The low number of employers who offer training about workplace usage of prescription drugs must increase dramatically. Workers must be educated about the risks of opioids and statistics about the staggering rise in opioid overdoses, misuse, and deaths. They must understand the dangers of sharing opioids, and the fact that many opioid abusers obtain the drugs from friends and family, sometimes stealing them. They need to know how to safely store and dispose of opioid drugs and not to mix opioids with certain other types of drugs or alcohol.

Employees abusing opioids should be encouraged to make use of employers' employee assistance programs (EAPs). Seventy percent of all U.S. companies and 90 percent of Fortune 500 companies purchase EAPs, according to the NSC. But relatively few employees use EAPs because they don’t understand their value or fear negative ramifications if they seek help. Trained clinicians at EAPs can teach employees and managers about the warning signs of abuse and work with employers to get troubled employees the help they need.
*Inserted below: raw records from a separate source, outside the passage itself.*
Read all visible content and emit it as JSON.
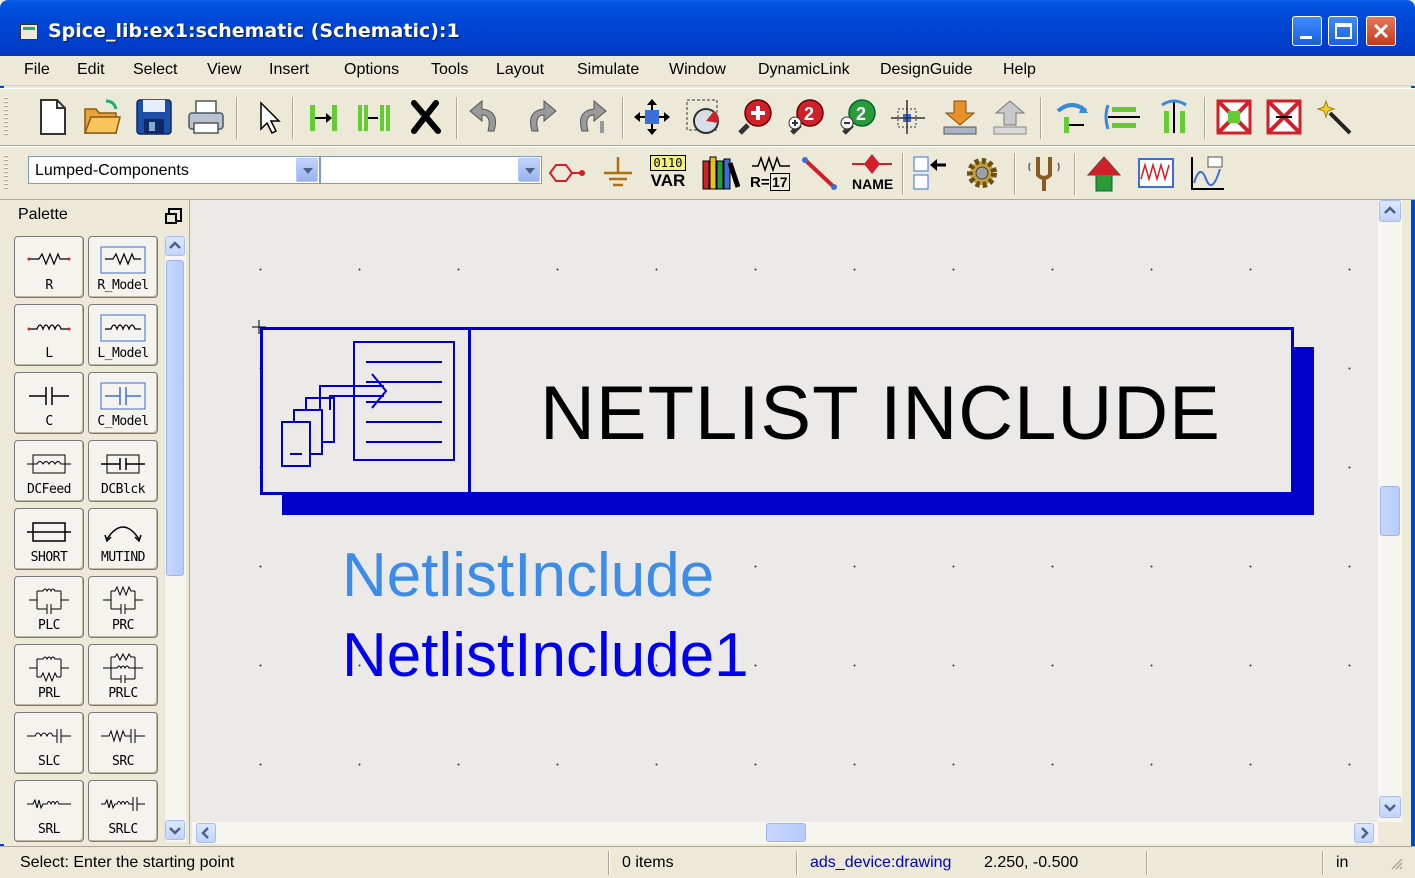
{
  "window": {
    "title": "Spice_lib:ex1:schematic (Schematic):1"
  },
  "menu": [
    "File",
    "Edit",
    "Select",
    "View",
    "Insert",
    "Options",
    "Tools",
    "Layout",
    "Simulate",
    "Window",
    "DynamicLink",
    "DesignGuide",
    "Help"
  ],
  "toolbar2": {
    "palette_combo": "Lumped-Components",
    "component_combo": "",
    "var_label_top": "0110",
    "var_label": "VAR",
    "r17_label": "R=",
    "r17_value": "17",
    "name_label": "NAME"
  },
  "palette": {
    "title": "Palette",
    "items": [
      "R",
      "R_Model",
      "L",
      "L_Model",
      "C",
      "C_Model",
      "DCFeed",
      "DCBlck",
      "SHORT",
      "MUTIND",
      "PLC",
      "PRC",
      "PRL",
      "PRLC",
      "SLC",
      "SRC",
      "SRL",
      "SRLC"
    ]
  },
  "canvas": {
    "component_title": "NETLIST  INCLUDE",
    "instance_type": "NetlistInclude",
    "instance_name": "NetlistInclude1"
  },
  "status": {
    "prompt": "Select: Enter the starting point",
    "count": "0 items",
    "layer": "ads_device:drawing",
    "coords": "2.250, -0.500",
    "units": "in"
  },
  "colors": {
    "titlebar": "#0046D5",
    "component_border": "#0000cc",
    "instance_type": "#3d8de8",
    "instance_name": "#0000ee"
  }
}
Employees, supervisors, and managers must be educated to be more confident that they can spot the signs and symptoms of prescription drug misuse or abuse. Signs and symptoms depend on the specific drug, but the mind-altering properties of opioids commonly result in constipation, nausea, feeling high, slowed breathing rate, drowsiness, confusion, poor coordination, excessive mood swings or hostility, increase or decrease in sleep, and poor decision-making, according to the Mayo Clinic. Employees also may feign back pain in order to get painkillers. For that reason, the NSC recommends that employers expand their drug testing programs to include all common opioids and work with insurance carriers to identify inappropriate opioid prescribing.

Don't Overreact
As much as painkiller addiction is being described in the media as a crisis of epic proportions and a great unfolding tragedy, employees, supervisors, and managers must not fall prey to overreactions. Well-prescribed opioids at a stable dose that are well-supervised in most healthy people won’t cause sedation or other cognitive problems, states the American Pain Society.

"Not everyone who receives opioids gets addicted," said a Pennsylvania toxicologist in an article in the Pennsylvania Physician magazine. "But it doesn't take very long to get physically dependent." About one in four patients he sees are experiencing opioid toxicity or withdrawal.